Yubrank Suazo' s family visit was moved forward
The National Penitentiary System, known as La Modelo, moved up Suazo’s family visit, scheduled for July 27th, since it clashed with the reading of his sentence. Wilfredo Suazo, father of the opposition activist, confirmed that his mother and sister were able to see the member of the Civic Alliance for Justice and Democracy, on Tuesday, July 26, after over two months incommunicado since his abduction, on May 18, in Masaya.
His father was not able to enter in this first visit because they only accept two people. He did have the opportunity to chat for ten minutes with his son during the trial hearing. Suazo described that his son is doing well, that he sent a message of strength to the family, to stay healthy, and to pray for him.
He described the meeting as “very emotional, warm,” with Yubrank focused on learning more about his relatives and friends. His father added that they saw him a little bit thinner, but considers that it was “understandable,” as part of the conditions of a prisoner. “Affliction itself makes one lose weight,” he said. He pointed out that in the prison they received his medications and give them to him.
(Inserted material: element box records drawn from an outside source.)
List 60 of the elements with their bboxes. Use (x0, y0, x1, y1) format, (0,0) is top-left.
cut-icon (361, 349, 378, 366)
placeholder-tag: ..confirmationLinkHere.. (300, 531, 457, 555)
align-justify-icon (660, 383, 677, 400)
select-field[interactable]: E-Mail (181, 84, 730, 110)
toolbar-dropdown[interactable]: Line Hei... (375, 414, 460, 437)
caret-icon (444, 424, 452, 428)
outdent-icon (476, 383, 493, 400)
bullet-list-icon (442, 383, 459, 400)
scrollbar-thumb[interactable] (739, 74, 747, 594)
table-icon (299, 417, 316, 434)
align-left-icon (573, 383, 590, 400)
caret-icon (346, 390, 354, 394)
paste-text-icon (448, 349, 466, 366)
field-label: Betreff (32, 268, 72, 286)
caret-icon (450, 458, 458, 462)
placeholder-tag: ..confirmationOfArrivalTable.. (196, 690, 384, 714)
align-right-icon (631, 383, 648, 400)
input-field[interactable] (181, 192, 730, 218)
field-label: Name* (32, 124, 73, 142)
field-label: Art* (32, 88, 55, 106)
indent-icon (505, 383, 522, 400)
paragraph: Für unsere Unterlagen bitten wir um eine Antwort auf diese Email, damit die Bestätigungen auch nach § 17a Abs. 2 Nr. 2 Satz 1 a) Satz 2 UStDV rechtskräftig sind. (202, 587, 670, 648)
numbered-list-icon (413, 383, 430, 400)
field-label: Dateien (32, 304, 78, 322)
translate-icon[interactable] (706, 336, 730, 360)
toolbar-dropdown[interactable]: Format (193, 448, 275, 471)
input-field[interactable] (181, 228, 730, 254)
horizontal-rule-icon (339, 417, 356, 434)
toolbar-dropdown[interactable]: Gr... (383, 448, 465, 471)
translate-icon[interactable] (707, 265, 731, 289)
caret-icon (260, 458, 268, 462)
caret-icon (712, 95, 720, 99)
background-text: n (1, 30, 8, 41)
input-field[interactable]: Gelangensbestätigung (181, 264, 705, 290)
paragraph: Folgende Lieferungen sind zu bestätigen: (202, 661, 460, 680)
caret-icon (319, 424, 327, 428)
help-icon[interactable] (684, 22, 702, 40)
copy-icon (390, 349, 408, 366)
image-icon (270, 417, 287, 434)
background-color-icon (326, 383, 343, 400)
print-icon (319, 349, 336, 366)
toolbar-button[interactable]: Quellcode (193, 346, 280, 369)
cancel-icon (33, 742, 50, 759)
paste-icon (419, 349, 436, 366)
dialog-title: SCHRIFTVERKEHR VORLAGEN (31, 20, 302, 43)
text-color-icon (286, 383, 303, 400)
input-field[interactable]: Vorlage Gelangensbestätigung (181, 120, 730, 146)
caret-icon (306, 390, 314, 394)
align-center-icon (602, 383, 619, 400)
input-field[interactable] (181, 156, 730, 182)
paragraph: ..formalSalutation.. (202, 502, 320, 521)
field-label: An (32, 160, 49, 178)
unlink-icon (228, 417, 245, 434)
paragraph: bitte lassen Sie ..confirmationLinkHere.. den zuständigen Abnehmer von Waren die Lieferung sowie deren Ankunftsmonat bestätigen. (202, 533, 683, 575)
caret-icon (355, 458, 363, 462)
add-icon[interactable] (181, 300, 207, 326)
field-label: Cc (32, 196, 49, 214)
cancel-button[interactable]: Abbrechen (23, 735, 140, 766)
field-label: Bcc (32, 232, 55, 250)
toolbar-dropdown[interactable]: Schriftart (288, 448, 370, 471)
Suazo remains in a maximum-security cell. He is visited daily by a doctor from the penitentiary system who checks his blood pressure and gives him a pill. The food, according to what the political prisoner described to his lawyer in the trial hearing, is worse than that he received in El Chipote.
Yubrank was secretly moved on June 30 from El Chipote to the La Modelo prison confirmed the Nicaraguan Center for Human Rights (CENIDH).
Second time imprisoned
Suazo is the most recent political prisoner of the Ortega regime, following a wave of arrests carried out in the context of the 2021 general elections. He is also the first prisoner of conscience of a score of political prisoners incarcerated in El Chipote to have been transferred to the penitentiary system and put in the punishing cell known as “El Infiernillo” (Little Hell).
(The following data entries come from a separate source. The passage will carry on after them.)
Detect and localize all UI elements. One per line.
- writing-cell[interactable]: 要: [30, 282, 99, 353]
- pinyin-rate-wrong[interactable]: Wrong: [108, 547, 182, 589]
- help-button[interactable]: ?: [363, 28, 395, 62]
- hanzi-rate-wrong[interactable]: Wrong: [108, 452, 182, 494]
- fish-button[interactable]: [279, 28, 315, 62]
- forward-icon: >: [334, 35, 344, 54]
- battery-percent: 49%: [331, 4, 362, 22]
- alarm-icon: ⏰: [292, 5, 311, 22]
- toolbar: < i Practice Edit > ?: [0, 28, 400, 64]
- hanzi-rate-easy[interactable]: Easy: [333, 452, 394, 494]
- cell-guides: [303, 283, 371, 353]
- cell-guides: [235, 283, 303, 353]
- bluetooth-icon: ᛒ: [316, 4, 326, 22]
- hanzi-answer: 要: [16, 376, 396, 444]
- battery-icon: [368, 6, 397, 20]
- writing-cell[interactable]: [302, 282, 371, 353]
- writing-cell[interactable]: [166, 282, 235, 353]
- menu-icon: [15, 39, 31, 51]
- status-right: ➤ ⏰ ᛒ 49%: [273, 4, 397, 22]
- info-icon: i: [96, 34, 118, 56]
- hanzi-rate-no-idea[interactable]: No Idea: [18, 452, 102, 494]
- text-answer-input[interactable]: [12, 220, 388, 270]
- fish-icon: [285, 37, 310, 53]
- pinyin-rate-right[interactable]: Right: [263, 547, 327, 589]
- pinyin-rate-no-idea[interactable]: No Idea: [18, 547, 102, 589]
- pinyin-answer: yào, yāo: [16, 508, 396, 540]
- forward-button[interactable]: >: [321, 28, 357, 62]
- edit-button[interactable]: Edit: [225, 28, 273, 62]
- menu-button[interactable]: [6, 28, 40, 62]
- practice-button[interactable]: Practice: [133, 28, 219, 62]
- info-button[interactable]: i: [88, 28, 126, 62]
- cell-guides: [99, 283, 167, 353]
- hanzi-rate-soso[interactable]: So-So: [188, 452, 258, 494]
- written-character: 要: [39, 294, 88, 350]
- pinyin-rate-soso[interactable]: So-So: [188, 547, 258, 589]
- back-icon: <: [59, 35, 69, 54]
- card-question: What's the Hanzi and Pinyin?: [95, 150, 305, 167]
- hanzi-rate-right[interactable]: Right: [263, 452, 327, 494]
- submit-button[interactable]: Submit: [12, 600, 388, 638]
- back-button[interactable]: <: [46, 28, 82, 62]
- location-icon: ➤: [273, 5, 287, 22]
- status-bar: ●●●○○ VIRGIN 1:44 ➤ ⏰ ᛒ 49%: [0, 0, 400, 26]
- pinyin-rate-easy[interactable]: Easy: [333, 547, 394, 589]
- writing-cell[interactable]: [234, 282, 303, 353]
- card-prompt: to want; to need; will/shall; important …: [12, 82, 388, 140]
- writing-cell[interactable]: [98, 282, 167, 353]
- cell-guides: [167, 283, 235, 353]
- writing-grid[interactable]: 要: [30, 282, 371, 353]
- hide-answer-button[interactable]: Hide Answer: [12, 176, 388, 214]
In 2018, Yubrank was imprisoned for the first time and accused of allegedly committing acts of terrorism, attempted murder, threats with weapons and obstruction of public services. In June 2019 he was released along with other political prisoners under a controversial Amnesty Law elaborated by the Ortega administration.
There are currently more than 180 political prisoners in different prisons in the country, of these, 28 are in El Chipote, where several female inmates are in complete solitary confinement. The prisoners are subjected to near starvation due to the scarce portions of food they are provided, have no right to regular visits and are not entitled to exercise activities.
This group of prisoners —former presidential candidates, social leaders, students, civic leaders, journalists, and lawyers—, are part of 61 persons who were captured in 2021 and convicted in February and March 2022 with sentences that go from seven to thirteen years in prison by a group of judges loyal to Daniel Ortega and Rosario Murillo.